Ecco la sua intervista, liberamente ispirata al Questionario di Proust:
Il tratto principale del tuo carattere? Sono molto aperto ed esprimo sempre quello che penso. Dopo due minuti di chiacchierata sai da che parte sto.
Qual è la qualità che apprezzi di più nei tuoi amici? La lealtà e la limpidezza nelle relazioni.
Il tuo peggior difetto? Il mio peggior difetto è che esprimo quello che penso. Sono interventista.

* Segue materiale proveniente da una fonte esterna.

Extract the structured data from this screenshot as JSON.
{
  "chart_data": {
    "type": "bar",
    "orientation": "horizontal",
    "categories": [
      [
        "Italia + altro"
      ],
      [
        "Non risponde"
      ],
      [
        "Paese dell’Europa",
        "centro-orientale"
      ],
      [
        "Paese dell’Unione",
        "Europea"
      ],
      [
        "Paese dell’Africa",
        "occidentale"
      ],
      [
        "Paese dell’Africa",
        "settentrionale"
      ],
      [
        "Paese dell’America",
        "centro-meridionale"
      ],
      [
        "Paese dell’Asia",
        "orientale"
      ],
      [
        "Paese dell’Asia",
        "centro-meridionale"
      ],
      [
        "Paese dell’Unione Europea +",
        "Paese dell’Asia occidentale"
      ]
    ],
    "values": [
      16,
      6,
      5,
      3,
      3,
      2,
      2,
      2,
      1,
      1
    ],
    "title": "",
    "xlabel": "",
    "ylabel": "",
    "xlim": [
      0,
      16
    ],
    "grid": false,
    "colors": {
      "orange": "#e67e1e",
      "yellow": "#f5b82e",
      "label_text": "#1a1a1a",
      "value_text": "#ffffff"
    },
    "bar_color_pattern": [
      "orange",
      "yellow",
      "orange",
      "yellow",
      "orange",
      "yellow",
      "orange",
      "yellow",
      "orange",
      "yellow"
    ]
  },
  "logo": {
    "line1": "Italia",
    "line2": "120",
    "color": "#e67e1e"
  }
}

Cosa ti ha spinto a diventare un fotoreporter? Perché ho capito che la macchina fotografica era un mezzo molto interessante per raccontare soprattutto le mie idee. Dalla bella foto inutile alla foto impegnata politicamente è stato un salto naturale.
Se la fotografia è il racconto di una storia, la tua è una missione umana e sociale? Assolutamente sì. Ho deciso di fare politica, di veicolare le mie idee non con i cortei o con un voto, ma con lo stare dalla parte degli ultimi. Bisogna “sporcarsi” un po’ con l’esistenza degli altri per capire davvero come si sta con altri vestiti. Le bandiere, a volte, sono vuote. La vita non lo è mai.
La cosa più difficile è imparare a vedere o riuscire a trasmettere in uno scatto ciò che sei? Imparare a vedere è difficile ma, studiando, si riesce ad assimilare. Per riuscire a trasmettere, bisogna prima emozionarsi, arrabbiarsi, piangere, indignarsi.
Il tuo passatempo preferito? Sono riuscito a fare del mio passatempo preferito il mio lavoro. Quando ho tempo libero scatto fotografie. Quando lavoro, scatto fotografie. Sono monotono.
Un aggettivo che ti descrive? Curioso.
Cosa detesti? La zizzania, il sotterfugio, la poca chiarezza.
In un mondo dominato dai social, dall’apparenza e da un eccesso di esposizione attraverso selfie e foto di ogni singolo istante della propria quotidianità, si rischia un analfabetismo visivo? Si rischia la superficialità nelle azioni, nelle relazioni e quindi anche nella fotografia. La fotografia in questo tourbillon di immagini schizofreniche ha perduto il suo peso specifico.
Helmut Newton diceva che l’arte della fotografia consiste nello scoprire, emozionare, catturare: cosa aggiungeresti a questi tre verbi? Aggiungerei “stare”. Bisogna passare del tempo con le persone che vuoi fotografare se vuoi capire di che vita sono fatte.
L’esperienza lavorativa più emozionante? La rotta balcanica con i migranti siriani.
La fotografia è come la scrittura o la musica, un’arte in cui si possono insegnare le tecniche ma non il talento che fa la differenza? Se il talento non è supportato dallo studio, dall’allenamento, dalla cultura, non serve a niente.
Esistono supereroi nella realtà? Sì, le persone che si spendono per gli altri senza un tornaconto economico. Di solito non fanno rumore.
Un dono che vorresti avere? Vorrei essere meno pesante… ma con il mestiere che faccio, la vedo un po’ difficile.
Per cosa vorresti essere stimato? Per la lealtà.
Lascia scritto il tuo motto della vita: “La fotografia mi permette di entrare nelle vite degli altri.
Quando torno nella mia non sono più lo stesso.”